If you simply want some plugin-magic, not actual hotdeploy, there are other things you could do. A custom ClassLoader can load classes from whatever source (file, network, database..) you want and then you can instantiate and use these with reflection. (This is what happens when you deploy the war to Tomcat/JBoss or whatever). Accessing and dynamically reloading non-class resources inside jar/war files is way easier.
Currently, we support many clients using the same web app, but each client has a different configuration for accessing their database, setting files etc. As the client list grows, updating the web apps is becoming increasingly arduous, and the duplication of resources is a waste of memory, file space, etc..
What we'd like to do is have a parent web app which is shared by all children web apps. Then have each child web app carry only files specific to them. When the child web app starts up, Tomcat loads the web app from the parent web app and then overrides any files defined in the child web app following an identical package structure.
We've been googling around and haven't found a ready or complete solution. Solutions we've looked at:
Tomcat common/share - could handle class and JAR files, but we don't see a way to handle static and JSP resources residing above the WEB-INF dir.
CATALINA_BASE appears to be more suited for running multiple instances of Tomcat which we'd rather avoid
A Maven possible solution, but we are not big fans of Maven, so would rather avoid it also.
Anybody have suggestions or ideas on how to solve this? If Tomcat configuration is not possible, what about a different application server (such as Glassfish) or a tool for doing dynamic file updated (such as OSGi, rsync). Would like to remove the resource duplication if possible.
Thank you.
There is no such thing as "parent" or "child" webapps. It's not part of J2EE spec and AFAIK it's not supported by any application server.
That said, your problem is twofold:
1) Having shared resources. This part is pretty easy assuming "resources" means static resources (images / CSS / javascript / etc...).
If they are truly shared (e.g. you don't need to have a separate version in some of your webapps), host them elsewhere (separate "common" webapp or put Apache in front of your Tomcat and host them there.
If you do need to have "local" versions of some of those resources you may be able to do some clever conditional URL rewriting or simply write a servlet that would check whether particular resource exists locally and, if not, take it from "common" location.
Precompile your JSPs so you only have to deal with JARs.

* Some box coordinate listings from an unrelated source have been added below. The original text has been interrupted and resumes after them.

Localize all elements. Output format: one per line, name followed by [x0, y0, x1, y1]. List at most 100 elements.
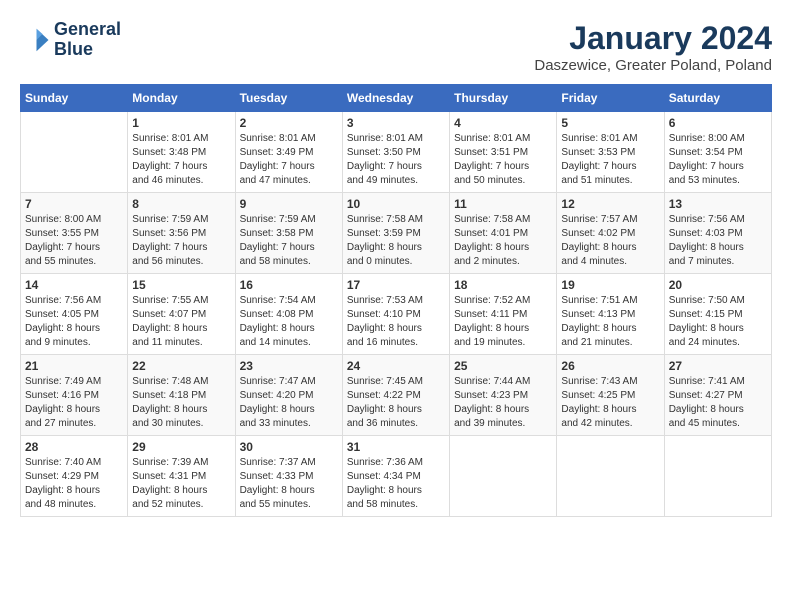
month-title: January 2024 [534, 20, 772, 57]
day-info: Sunrise: 7:59 AM Sunset: 3:58 PM Dayligh… [240, 213, 338, 269]
title-block: January 2024 Daszewice, Greater Poland, … [534, 20, 772, 74]
day-number: 3 [347, 116, 445, 130]
calendar-cell: 25 Sunrise: 7:44 AM Sunset: 4:23 PM Dayli… [450, 355, 557, 436]
calendar-cell: 28 Sunrise: 7:40 AM Sunset: 4:29 PM Dayli… [21, 436, 128, 517]
header-saturday: Saturday [664, 85, 771, 112]
day-info: Sunrise: 7:51 AM Sunset: 4:13 PM Dayligh… [561, 294, 659, 350]
day-info: Sunrise: 7:47 AM Sunset: 4:20 PM Dayligh… [240, 375, 338, 431]
calendar-cell: 20 Sunrise: 7:50 AM Sunset: 4:15 PM Dayli… [664, 274, 771, 355]
calendar-cell: 8 Sunrise: 7:59 AM Sunset: 3:56 PM Daylig… [128, 193, 235, 274]
calendar-cell: 11Sunrise: 7:58 AM Sunset: 4:01 PM Dayli… [450, 193, 557, 274]
day-number: 15 [132, 278, 230, 292]
day-info: Sunrise: 7:52 AM Sunset: 4:11 PM Dayligh… [454, 294, 552, 350]
day-info: Sunrise: 7:45 AM Sunset: 4:22 PM Dayligh… [347, 375, 445, 431]
day-number: 23 [240, 359, 338, 373]
day-info: Sunrise: 7:57 AM Sunset: 4:02 PM Dayligh… [561, 213, 659, 269]
day-info: Sunrise: 8:00 AM Sunset: 3:54 PM Dayligh… [669, 132, 767, 188]
day-info: Sunrise: 7:39 AM Sunset: 4:31 PM Dayligh… [132, 456, 230, 512]
calendar-cell: 31Sunrise: 7:36 AM Sunset: 4:34 PM Dayli… [342, 436, 449, 517]
calendar-cell: 23 Sunrise: 7:47 AM Sunset: 4:20 PM Dayli… [235, 355, 342, 436]
calendar-week-row: 7Sunrise: 8:00 AM Sunset: 3:55 PM Daylig… [21, 193, 772, 274]
calendar-cell: 2Sunrise: 8:01 AM Sunset: 3:49 PM Daylig… [235, 112, 342, 193]
day-number: 9 [240, 197, 338, 211]
day-number: 25 [454, 359, 552, 373]
day-info: Sunrise: 7:40 AM Sunset: 4:29 PM Dayligh… [25, 456, 123, 512]
calendar-week-row: 14Sunrise: 7:56 AM Sunset: 4:05 PM Dayli… [21, 274, 772, 355]
day-number: 13 [669, 197, 767, 211]
calendar-cell: 12 Sunrise: 7:57 AM Sunset: 4:02 PM Dayli… [557, 193, 664, 274]
day-info: Sunrise: 8:01 AM Sunset: 3:51 PM Dayligh… [454, 132, 552, 188]
calendar-cell: 13 Sunrise: 7:56 AM Sunset: 4:03 PM Dayli… [664, 193, 771, 274]
day-number: 28 [25, 440, 123, 454]
calendar-cell: 4Sunrise: 8:01 AM Sunset: 3:51 PM Daylig… [450, 112, 557, 193]
day-number: 7 [25, 197, 123, 211]
day-number: 21 [25, 359, 123, 373]
calendar-cell: 17 Sunrise: 7:53 AM Sunset: 4:10 PM Dayli… [342, 274, 449, 355]
header-tuesday: Tuesday [235, 85, 342, 112]
calendar-cell: 14Sunrise: 7:56 AM Sunset: 4:05 PM Dayli… [21, 274, 128, 355]
calendar-week-row: 21 Sunrise: 7:49 AM Sunset: 4:16 PM Dayli… [21, 355, 772, 436]
day-number: 29 [132, 440, 230, 454]
day-info: Sunrise: 8:01 AM Sunset: 3:49 PM Dayligh… [240, 132, 338, 188]
calendar-cell: 15 Sunrise: 7:55 AM Sunset: 4:07 PM Dayli… [128, 274, 235, 355]
day-info: Sunrise: 8:01 AM Sunset: 3:50 PM Dayligh… [347, 132, 445, 188]
day-number: 12 [561, 197, 659, 211]
day-number: 19 [561, 278, 659, 292]
page-header: General Blue January 2024 Daszewice, Gre… [20, 20, 772, 74]
day-info: Sunrise: 8:01 AM Sunset: 3:48 PM Dayligh… [132, 132, 230, 188]
header-friday: Friday [557, 85, 664, 112]
day-info: Sunrise: 7:59 AM Sunset: 3:56 PM Dayligh… [132, 213, 230, 269]
day-number: 20 [669, 278, 767, 292]
day-number: 1 [132, 116, 230, 130]
calendar-cell: 22 Sunrise: 7:48 AM Sunset: 4:18 PM Dayli… [128, 355, 235, 436]
calendar-cell: 18 Sunrise: 7:52 AM Sunset: 4:11 PM Dayli… [450, 274, 557, 355]
header-monday: Monday [128, 85, 235, 112]
calendar-cell [21, 112, 128, 193]
day-info: Sunrise: 7:58 AM Sunset: 3:59 PM Dayligh… [347, 213, 445, 269]
location-title: Daszewice, Greater Poland, Poland [534, 57, 772, 74]
calendar-cell: 19 Sunrise: 7:51 AM Sunset: 4:13 PM Dayli… [557, 274, 664, 355]
calendar-cell [450, 436, 557, 517]
day-number: 14 [25, 278, 123, 292]
day-info: Sunrise: 7:53 AM Sunset: 4:10 PM Dayligh… [347, 294, 445, 350]
day-info: Sunrise: 7:55 AM Sunset: 4:07 PM Dayligh… [132, 294, 230, 350]
day-number: 18 [454, 278, 552, 292]
calendar-cell [557, 436, 664, 517]
calendar-week-row: 28 Sunrise: 7:40 AM Sunset: 4:29 PM Dayli… [21, 436, 772, 517]
calendar-cell: 3 Sunrise: 8:01 AM Sunset: 3:50 PM Daylig… [342, 112, 449, 193]
day-number: 6 [669, 116, 767, 130]
day-info: Sunrise: 7:48 AM Sunset: 4:18 PM Dayligh… [132, 375, 230, 431]
logo-line2: Blue [54, 40, 121, 60]
calendar-cell: 16Sunrise: 7:54 AM Sunset: 4:08 PM Dayli… [235, 274, 342, 355]
day-info: Sunrise: 7:49 AM Sunset: 4:16 PM Dayligh… [25, 375, 123, 431]
day-info: Sunrise: 7:50 AM Sunset: 4:15 PM Dayligh… [669, 294, 767, 350]
calendar-week-row: 1 Sunrise: 8:01 AM Sunset: 3:48 PM Daylig… [21, 112, 772, 193]
header-wednesday: Wednesday [342, 85, 449, 112]
day-number: 26 [561, 359, 659, 373]
calendar-cell: 1 Sunrise: 8:01 AM Sunset: 3:48 PM Daylig… [128, 112, 235, 193]
day-number: 8 [132, 197, 230, 211]
calendar-header-row: SundayMondayTuesdayWednesdayThursdayFrid… [21, 85, 772, 112]
day-number: 24 [347, 359, 445, 373]
calendar-cell: 30 Sunrise: 7:37 AM Sunset: 4:33 PM Dayli… [235, 436, 342, 517]
day-info: Sunrise: 7:56 AM Sunset: 4:03 PM Dayligh… [669, 213, 767, 269]
day-number: 22 [132, 359, 230, 373]
day-number: 31 [347, 440, 445, 454]
calendar-table: SundayMondayTuesdayWednesdayThursdayFrid… [20, 84, 772, 517]
day-info: Sunrise: 7:41 AM Sunset: 4:27 PM Dayligh… [669, 375, 767, 431]
calendar-cell [664, 436, 771, 517]
calendar-cell: 24 Sunrise: 7:45 AM Sunset: 4:22 PM Dayli… [342, 355, 449, 436]
calendar-cell: 7Sunrise: 8:00 AM Sunset: 3:55 PM Daylig… [21, 193, 128, 274]
day-number: 17 [347, 278, 445, 292]
day-number: 16 [240, 278, 338, 292]
calendar-cell: 29 Sunrise: 7:39 AM Sunset: 4:31 PM Dayli… [128, 436, 235, 517]
header-sunday: Sunday [21, 85, 128, 112]
day-info: Sunrise: 7:37 AM Sunset: 4:33 PM Dayligh… [240, 456, 338, 512]
day-info: Sunrise: 8:01 AM Sunset: 3:53 PM Dayligh… [561, 132, 659, 188]
header-thursday: Thursday [450, 85, 557, 112]
day-number: 30 [240, 440, 338, 454]
logo-text: General Blue [54, 20, 121, 60]
calendar-cell: 27Sunrise: 7:41 AM Sunset: 4:27 PM Dayli… [664, 355, 771, 436]
calendar-cell: 21 Sunrise: 7:49 AM Sunset: 4:16 PM Dayli… [21, 355, 128, 436]
day-info: Sunrise: 7:44 AM Sunset: 4:23 PM Dayligh… [454, 375, 552, 431]
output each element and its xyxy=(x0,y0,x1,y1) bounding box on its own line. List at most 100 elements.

If your Tomcat instance only hosts your apps, you can indeed put your JARs in shared (or lib in the latest version); otherwise you can deploy them with each application .
2) Simplifying deployment. I'm not really sure what the big problem is here... It's rather trivial to write an Ant (batch, shell, what have you) script that would assemble and deploy WARs based on "common" and "per-app" directory structures.
Alternatively, you may want to take a look at using JNDI to severely reduce the number of files that have to be deployed (in theory, to a single context.xml for each application).
You can build parent-child hierarchy if you use Spring at your web-apps - Using a shared parent application context in a multi-war Spring application.
I.e. you can define all shared stuff at the 'parent' context and have 'child' contexts just to use it.
If all you had was setting file and configuration changes you could manage these through the context.xml and then you can point the docBase of each application context at a common directory for all the applications to share the same source.
the drawback to this is changes to the application will require a tomcat restart.
This does not however solve your problem if you want to override logic.
A option that I am exploring for a similar scenario is to move the client custom portion into ajax widgets / gadgets. Then have it be part of the configuration files to tell the application which version of the gadget to pull for which client.